Ich hab gelesen das einige ihre Bilder von Digicams in RGB bearbeiten und dann in CMYK umwandeln um sie dann z.B. in InDesign zu platzieren, andere fragen nach den CMYK Werten von RAL oder Pantone Farben und ich weis selbst, dass viele Bild-Dateien (Postscript, EPS, PDF, JPG oder TIFF) aus der Vorstufe in CMYK kommen.

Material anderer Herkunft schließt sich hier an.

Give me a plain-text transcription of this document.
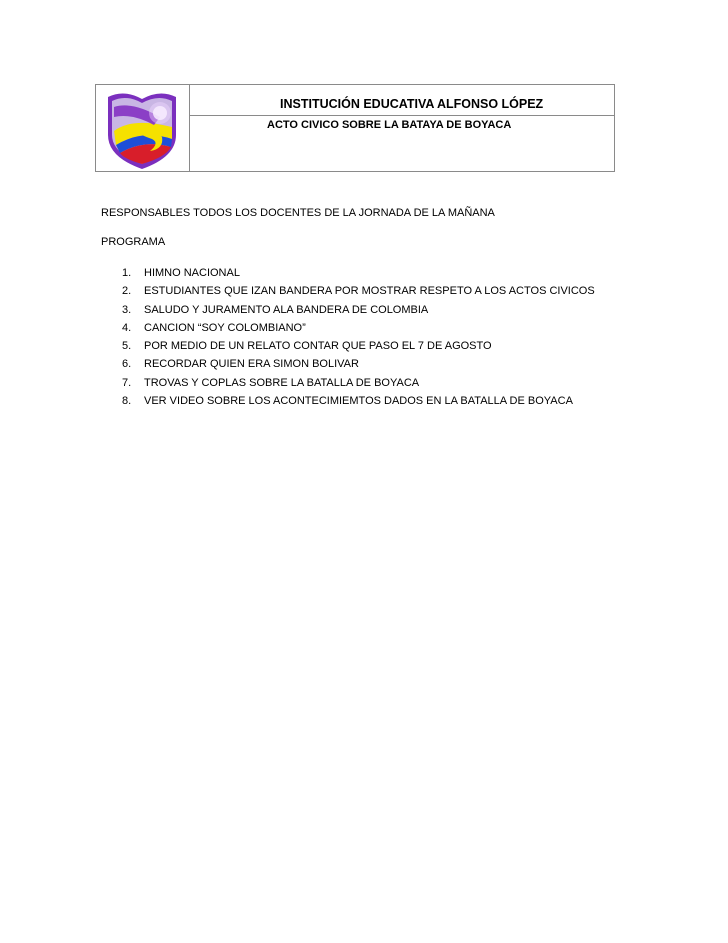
INSTITUCIÓN EDUCATIVA ALFONSO LÓPEZ
ACTO CIVICO SOBRE LA BATAYA DE BOYACA
RESPONSABLES TODOS LOS DOCENTES DE LA JORNADA DE LA MAÑANA
PROGRAMA
1. HIMNO NACIONAL
2. ESTUDIANTES QUE IZAN BANDERA POR MOSTRAR RESPETO A LOS ACTOS CIVICOS
3. SALUDO Y JURAMENTO ALA BANDERA DE COLOMBIA
4. CANCION “SOY COLOMBIANO”
5. POR MEDIO DE UN RELATO CONTAR QUE PASO EL 7 DE AGOSTO
6. RECORDAR QUIEN ERA SIMON BOLIVAR
7. TROVAS Y COPLAS SOBRE LA BATALLA DE BOYACA
8. VER VIDEO SOBRE LOS ACONTECIMIEMTOS DADOS EN LA BATALLA DE BOYACA
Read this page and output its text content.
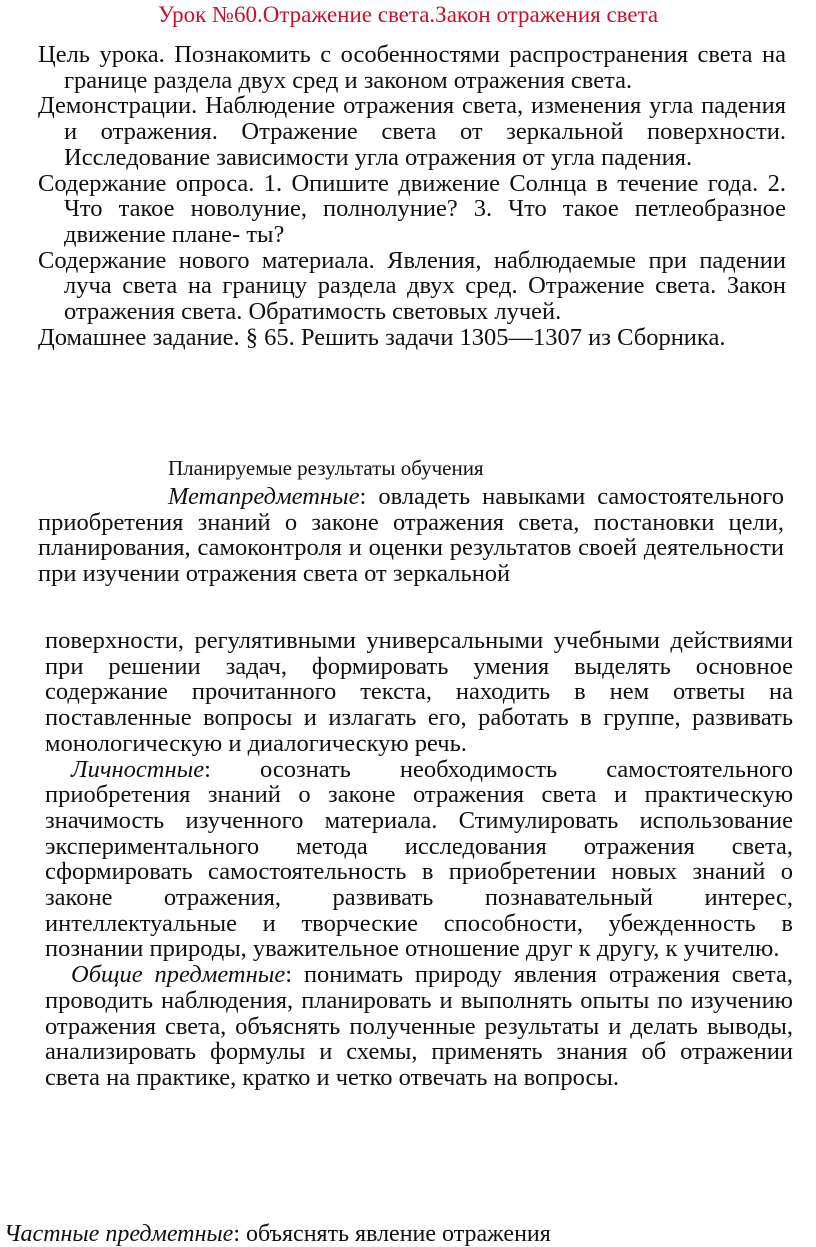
Урок №60.Отражение света.Закон отражения света

Цель урока. Познакомить с особенностями распространения света на границе раздела двух сред и законом отражения света.

Демонстрации. Наблюдение отражения света, изменения угла падения и отражения. Отражение света от зеркальной поверхности. Исследование зависимости угла отражения от угла падения.

Содержание опроса. 1. Опишите движение Солнца в течение года. 2. Что такое новолуние, полнолуние? 3. Что такое петлеобразное движение плане- ты?

Содержание нового материала. Явления, наблюдаемые при падении луча света на границу раздела двух сред. Отражение света. Закон отражения света. Обратимость световых лучей.

Домашнее задание. § 65. Решить задачи 1305—1307 из Сборника.

Планируемые результаты обучения

Метапредметные: овладеть навыками самостоятельного приобретения знаний о законе отражения света, постановки цели, планирования, самоконтроля и оценки результатов своей деятельности при изучении отражения света от зеркальной

поверхности, регулятивными универсальными учебными действиями при решении задач, формировать умения выделять основное содержание прочитанного текста, находить в нем ответы на поставленные вопросы и излагать его, работать в группе, развивать монологическую и диалогическую речь.

Личностные: осознать необходимость самостоятельного приобретения знаний о законе отражения света и практическую значимость изученного материала. Стимулировать использование экспериментального метода исследования отражения света, сформировать самостоятельность в приобретении новых знаний о законе отражения, развивать познавательный интерес, интеллектуальные и творческие способности, убежденность в познании природы, уважительное отношение друг к другу, к учителю.

Общие предметные: понимать природу явления отражения света, проводить наблюдения, планировать и выполнять опыты по изучению отражения света, объяснять полученные результаты и делать выводы, анализировать формулы и схемы, применять знания об отражении света на практике, кратко и четко отвечать на вопросы.

Частные предметные: объяснять явление отражения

CMYK ist doch druckerabhängig und sollte meines Wissens erst ganz zum Schluß des Workflows (RIP) erzeugt werden ?!

Ist es nicht besser die Bildbearbeitung und das Layouten in der Vorstufe im größeren und definierteren AdobeRGB oder ECIRGB Farbraum zu machen und die Umwandlung in das Drucker-CMYK vom RIP (mit entsprechendem Ausgabeprofil) machen lassen ? Und was bringt mir der CMYK-Wert einer RAL oder Pantone-Farbe, der mit meinem Tintenstrahl-CMYK gar nix zu tun hat ? Abgesehen davon, dass ich mit meinem Tintenstrahl-Drucker keine Pantone Farben drucken kann, bin ich doch mit diesen Angaben bei jedem CMYK Drucker woanders. Wenn ich 3 Tintenstrahl-Drucker habe und jeweils die 3 Gelb-Tinten nebeneinander stelle, habe ich 3 unterschiedliche Gelb-Töne.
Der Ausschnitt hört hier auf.